Major Breakthrough In HIV Research

by
Owen Poindexter
Spanish scientists have developed a vaccine that inspires the human immune system to fight back against HIV.


HIV patients typically need to take large quantities of drugs to suppress the HIV virus. A new treatment may help alleviate this, at least temporarily. PHOTO: Reuters

Spanish scientists have made a major breakthrough in HIV vaccine research. Rather than simply suppressing the effects of HIV with outside treatment, the new treatment provides a vaccine which causes the human immune system to fight back, a notoriously difficult challenge for HIV positive patients.

The vaccine was tested on a randomly selected group of HIV patients already on the best medications available.
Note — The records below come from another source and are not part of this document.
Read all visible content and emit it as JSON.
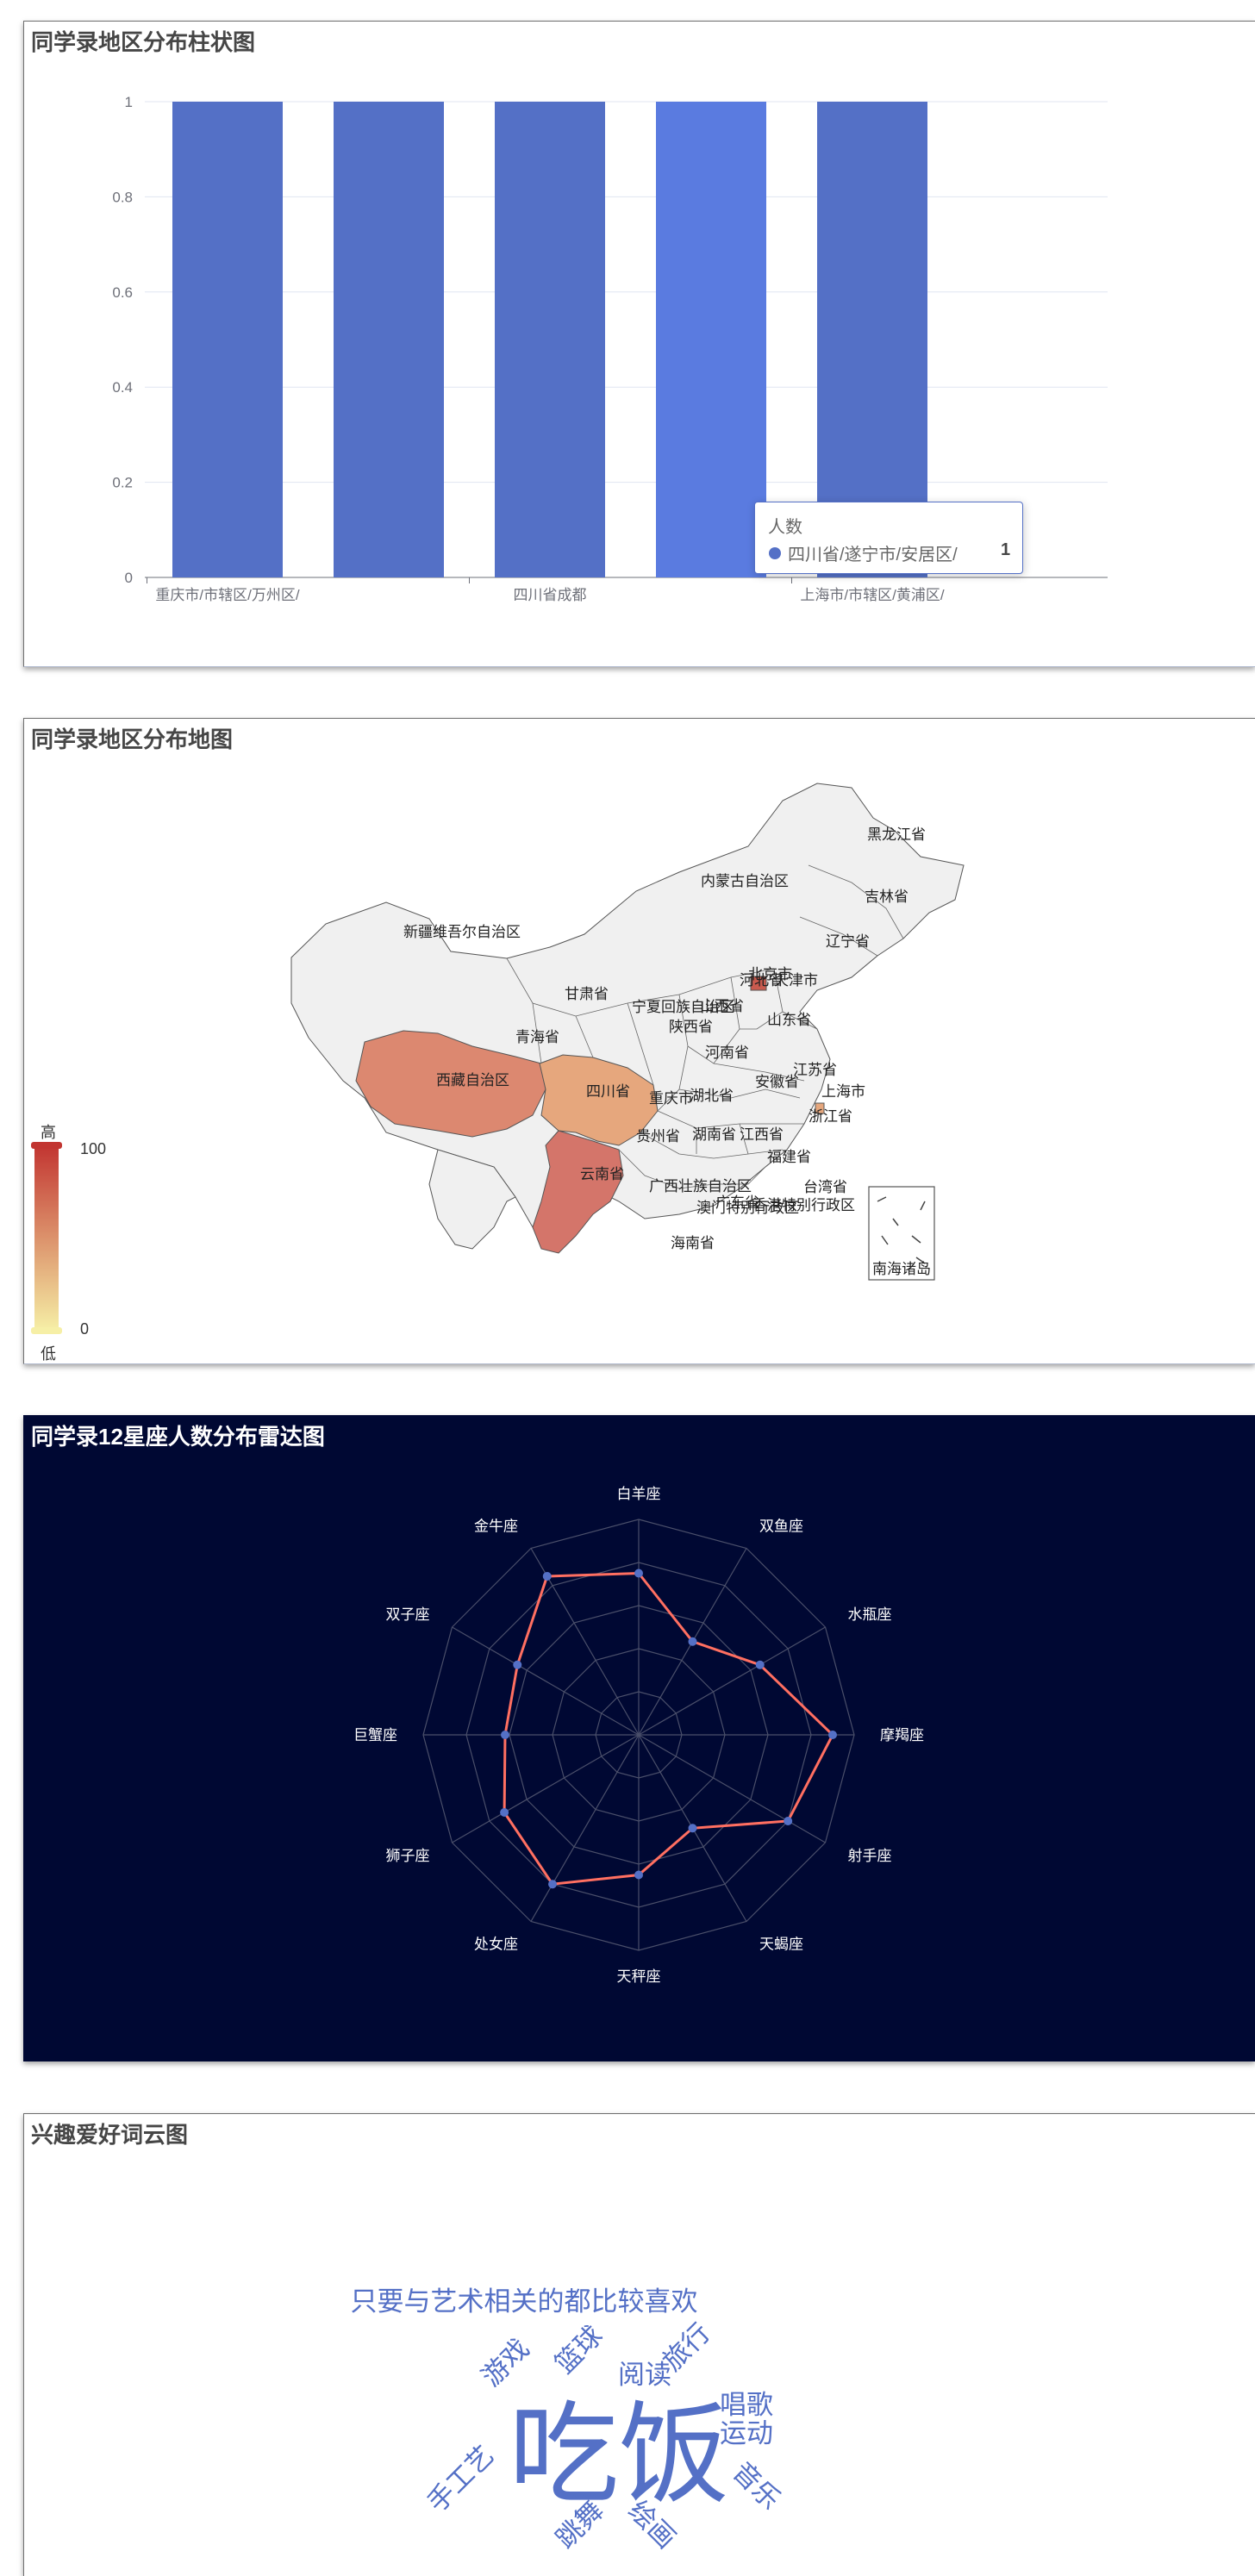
{
  "colors": {
    "bar": "#5470c6",
    "bar_highlight": "#5a7be0",
    "radar_bg": "#000833",
    "radar_line": "#ff6f61",
    "map_fill": "#f0f0f0",
    "visual_high": "#c23531",
    "visual_low": "#f6efa6"
  },
  "bar_panel": {
    "title": "同学录地区分布柱状图",
    "tooltip": {
      "series": "人数",
      "name": "四川省/遂宁市/安居区/",
      "value": "1"
    }
  },
  "map_panel": {
    "title": "同学录地区分布地图",
    "visual_map": {
      "high_label": "高",
      "low_label": "低",
      "max": "100",
      "min": "0"
    },
    "south_sea_label": "南海诸岛"
  },
  "radar_panel": {
    "title": "同学录12星座人数分布雷达图"
  },
  "wordcloud_panel": {
    "title": "兴趣爱好词云图"
  },
  "chart_data": [
    {
      "type": "bar",
      "title": "同学录地区分布柱状图",
      "categories": [
        "重庆市/市辖区/万州区/",
        "",
        "四川省成都",
        "四川省/遂宁市/安居区/",
        "上海市/市辖区/黄浦区/"
      ],
      "series": [
        {
          "name": "人数",
          "values": [
            1,
            1,
            1,
            1,
            1
          ]
        }
      ],
      "yticks": [
        "0",
        "0.2",
        "0.4",
        "0.6",
        "0.8",
        "1"
      ],
      "ylim": [
        0,
        1
      ],
      "grid": true
    },
    {
      "type": "map",
      "title": "同学录地区分布地图",
      "regions": [
        {
          "name": "西藏自治区",
          "value": 70,
          "shaded": true
        },
        {
          "name": "四川省",
          "value": 40,
          "shaded": true
        },
        {
          "name": "云南省",
          "value": 80,
          "shaded": true
        },
        {
          "name": "北京市",
          "value": 90,
          "shaded": true
        },
        {
          "name": "上海市",
          "value": 40,
          "shaded": true
        },
        {
          "name": "黑龙江省"
        },
        {
          "name": "吉林省"
        },
        {
          "name": "辽宁省"
        },
        {
          "name": "内蒙古自治区"
        },
        {
          "name": "新疆维吾尔自治区"
        },
        {
          "name": "甘肃省"
        },
        {
          "name": "青海省"
        },
        {
          "name": "宁夏回族自治区"
        },
        {
          "name": "陕西省"
        },
        {
          "name": "山西省"
        },
        {
          "name": "河北省"
        },
        {
          "name": "天津市"
        },
        {
          "name": "山东省"
        },
        {
          "name": "河南省"
        },
        {
          "name": "江苏省"
        },
        {
          "name": "安徽省"
        },
        {
          "name": "湖北省"
        },
        {
          "name": "重庆市"
        },
        {
          "name": "浙江省"
        },
        {
          "name": "贵州省"
        },
        {
          "name": "湖南省"
        },
        {
          "name": "江西省"
        },
        {
          "name": "福建省"
        },
        {
          "name": "台湾省"
        },
        {
          "name": "广西壮族自治区"
        },
        {
          "name": "广东省"
        },
        {
          "name": "香港特别行政区"
        },
        {
          "name": "澳门特别行政区"
        },
        {
          "name": "海南省"
        }
      ],
      "visual_range": [
        0,
        100
      ]
    },
    {
      "type": "radar",
      "title": "同学录12星座人数分布雷达图",
      "indicators": [
        "白羊座",
        "双鱼座",
        "水瓶座",
        "摩羯座",
        "射手座",
        "天蝎座",
        "天秤座",
        "处女座",
        "狮子座",
        "巨蟹座",
        "双子座",
        "金牛座"
      ],
      "values": [
        0.75,
        0.5,
        0.65,
        0.9,
        0.8,
        0.5,
        0.65,
        0.8,
        0.72,
        0.62,
        0.65,
        0.85
      ],
      "max": 1
    },
    {
      "type": "wordcloud",
      "title": "兴趣爱好词云图",
      "words": [
        {
          "text": "吃饭",
          "weight": 100
        },
        {
          "text": "只要与艺术相关的都比较喜欢",
          "weight": 30
        },
        {
          "text": "游戏",
          "weight": 30
        },
        {
          "text": "篮球",
          "weight": 30
        },
        {
          "text": "阅读",
          "weight": 30
        },
        {
          "text": "旅行",
          "weight": 30
        },
        {
          "text": "唱歌",
          "weight": 30
        },
        {
          "text": "运动",
          "weight": 30
        },
        {
          "text": "手工艺",
          "weight": 30
        },
        {
          "text": "音乐",
          "weight": 30
        },
        {
          "text": "跳舞",
          "weight": 30
        },
        {
          "text": "绘画",
          "weight": 30
        }
      ]
    }
  ]
}
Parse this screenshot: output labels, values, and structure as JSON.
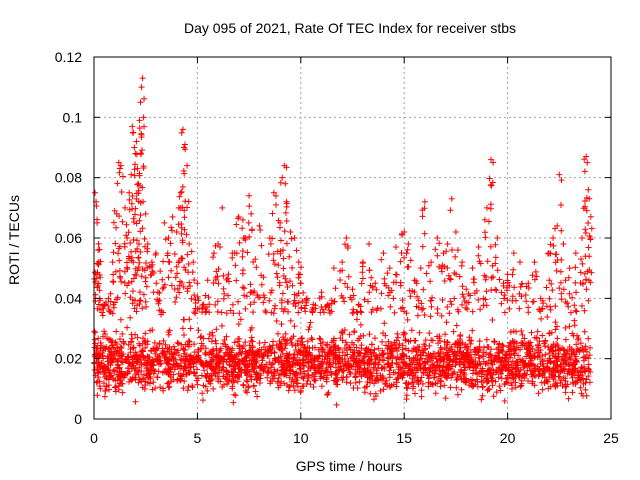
{
  "chart_data": {
    "type": "scatter",
    "title": "Day 095 of 2021, Rate Of TEC Index for receiver stbs",
    "xlabel": "GPS time / hours",
    "ylabel": "ROTI / TECUs",
    "xlim": [
      0,
      25
    ],
    "ylim": [
      0,
      0.12
    ],
    "xticks": [
      0,
      5,
      10,
      15,
      20,
      25
    ],
    "xtick_labels": [
      "0",
      "5",
      "10",
      "15",
      "20",
      "25"
    ],
    "yticks": [
      0,
      0.02,
      0.04,
      0.06,
      0.08,
      0.1,
      0.12
    ],
    "ytick_labels": [
      "0",
      "0.02",
      "0.04",
      "0.06",
      "0.08",
      "0.1",
      "0.12"
    ],
    "grid": true,
    "marker": "+",
    "color": "#ff0000",
    "series": [
      {
        "name": "ROTI",
        "points": [
          [
            0.05,
            0.075
          ],
          [
            0.1,
            0.072
          ],
          [
            0.15,
            0.065
          ],
          [
            0.2,
            0.056
          ],
          [
            0.3,
            0.047
          ],
          [
            0.5,
            0.038
          ],
          [
            0.7,
            0.04
          ],
          [
            0.9,
            0.052
          ],
          [
            1.0,
            0.069
          ],
          [
            1.1,
            0.068
          ],
          [
            1.2,
            0.085
          ],
          [
            1.3,
            0.084
          ],
          [
            1.5,
            0.07
          ],
          [
            1.6,
            0.06
          ],
          [
            1.7,
            0.075
          ],
          [
            1.8,
            0.081
          ],
          [
            1.85,
            0.097
          ],
          [
            1.9,
            0.095
          ],
          [
            1.95,
            0.09
          ],
          [
            2.0,
            0.088
          ],
          [
            2.05,
            0.092
          ],
          [
            2.1,
            0.083
          ],
          [
            2.15,
            0.078
          ],
          [
            2.2,
            0.099
          ],
          [
            2.25,
            0.105
          ],
          [
            2.3,
            0.11
          ],
          [
            2.35,
            0.113
          ],
          [
            2.4,
            0.1
          ],
          [
            2.5,
            0.068
          ],
          [
            2.6,
            0.058
          ],
          [
            2.8,
            0.052
          ],
          [
            3.0,
            0.055
          ],
          [
            3.2,
            0.049
          ],
          [
            3.4,
            0.065
          ],
          [
            3.6,
            0.06
          ],
          [
            3.8,
            0.067
          ],
          [
            4.0,
            0.062
          ],
          [
            4.1,
            0.07
          ],
          [
            4.2,
            0.075
          ],
          [
            4.3,
            0.096
          ],
          [
            4.35,
            0.09
          ],
          [
            4.4,
            0.091
          ],
          [
            4.5,
            0.084
          ],
          [
            4.6,
            0.058
          ],
          [
            4.8,
            0.052
          ],
          [
            5.0,
            0.045
          ],
          [
            5.3,
            0.038
          ],
          [
            5.5,
            0.046
          ],
          [
            5.8,
            0.055
          ],
          [
            6.0,
            0.058
          ],
          [
            6.2,
            0.07
          ],
          [
            6.5,
            0.048
          ],
          [
            6.8,
            0.055
          ],
          [
            7.0,
            0.067
          ],
          [
            7.2,
            0.066
          ],
          [
            7.3,
            0.06
          ],
          [
            7.5,
            0.074
          ],
          [
            7.6,
            0.068
          ],
          [
            7.8,
            0.053
          ],
          [
            8.0,
            0.064
          ],
          [
            8.2,
            0.047
          ],
          [
            8.5,
            0.06
          ],
          [
            8.7,
            0.075
          ],
          [
            8.8,
            0.071
          ],
          [
            9.0,
            0.065
          ],
          [
            9.1,
            0.08
          ],
          [
            9.2,
            0.084
          ],
          [
            9.25,
            0.078
          ],
          [
            9.3,
            0.072
          ],
          [
            9.5,
            0.062
          ],
          [
            9.7,
            0.06
          ],
          [
            9.9,
            0.052
          ],
          [
            10.0,
            0.045
          ],
          [
            10.3,
            0.04
          ],
          [
            10.6,
            0.038
          ],
          [
            11.0,
            0.042
          ],
          [
            11.3,
            0.038
          ],
          [
            11.6,
            0.05
          ],
          [
            12.0,
            0.052
          ],
          [
            12.2,
            0.06
          ],
          [
            12.5,
            0.043
          ],
          [
            12.8,
            0.038
          ],
          [
            13.0,
            0.052
          ],
          [
            13.3,
            0.058
          ],
          [
            13.6,
            0.045
          ],
          [
            14.0,
            0.055
          ],
          [
            14.3,
            0.05
          ],
          [
            14.6,
            0.057
          ],
          [
            14.9,
            0.061
          ],
          [
            15.0,
            0.062
          ],
          [
            15.2,
            0.058
          ],
          [
            15.5,
            0.046
          ],
          [
            15.8,
            0.05
          ],
          [
            16.0,
            0.072
          ],
          [
            16.3,
            0.052
          ],
          [
            16.6,
            0.06
          ],
          [
            16.9,
            0.055
          ],
          [
            17.1,
            0.058
          ],
          [
            17.3,
            0.073
          ],
          [
            17.5,
            0.062
          ],
          [
            17.8,
            0.052
          ],
          [
            18.0,
            0.043
          ],
          [
            18.3,
            0.05
          ],
          [
            18.6,
            0.057
          ],
          [
            18.9,
            0.066
          ],
          [
            19.0,
            0.07
          ],
          [
            19.2,
            0.086
          ],
          [
            19.3,
            0.085
          ],
          [
            19.5,
            0.06
          ],
          [
            19.8,
            0.045
          ],
          [
            20.0,
            0.048
          ],
          [
            20.3,
            0.055
          ],
          [
            20.6,
            0.052
          ],
          [
            21.0,
            0.045
          ],
          [
            21.3,
            0.052
          ],
          [
            21.6,
            0.04
          ],
          [
            22.0,
            0.055
          ],
          [
            22.2,
            0.06
          ],
          [
            22.4,
            0.064
          ],
          [
            22.5,
            0.081
          ],
          [
            22.7,
            0.058
          ],
          [
            23.0,
            0.05
          ],
          [
            23.3,
            0.055
          ],
          [
            23.6,
            0.06
          ],
          [
            23.8,
            0.087
          ],
          [
            23.85,
            0.085
          ],
          [
            23.9,
            0.076
          ],
          [
            23.95,
            0.073
          ],
          [
            24.0,
            0.06
          ]
        ]
      }
    ],
    "baseline_band": {
      "description": "dense cloud of points spanning the full time range",
      "x_range": [
        0,
        24
      ],
      "y_low": 0.007,
      "y_high": 0.035,
      "y_center": 0.018
    }
  }
}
The effects were impressive, with some patients seeing a 90% drop in HIV viral loads after 12 weeks. Felipe Garcia of Barcelona University's Hospital Clinic described the process:

What we did was give instructions to the immune system so it could learn to destroy the virus, which it does not do naturally.

The study, published in Science Translation Medicine, said that "The therapeutic vaccine, a shot that treats an existing disease rather than preventing it, was safe and led to a dramatic drop in the amount of HIV virus detected in some patients."

“This investigation opens the path to additional studies with the final goal of achieving a functional cure — the control of HIV replication for long periods or an entire life without anti-retroviral treatment,” the researchers said in a statement.

Though the new vaccine is an exciting breakthrough, it has its limits, at least for now. The effectiveness of the treatment appeared to decline after a year. Researchers are now working on an improved version that provides sustained treatment over a longer time.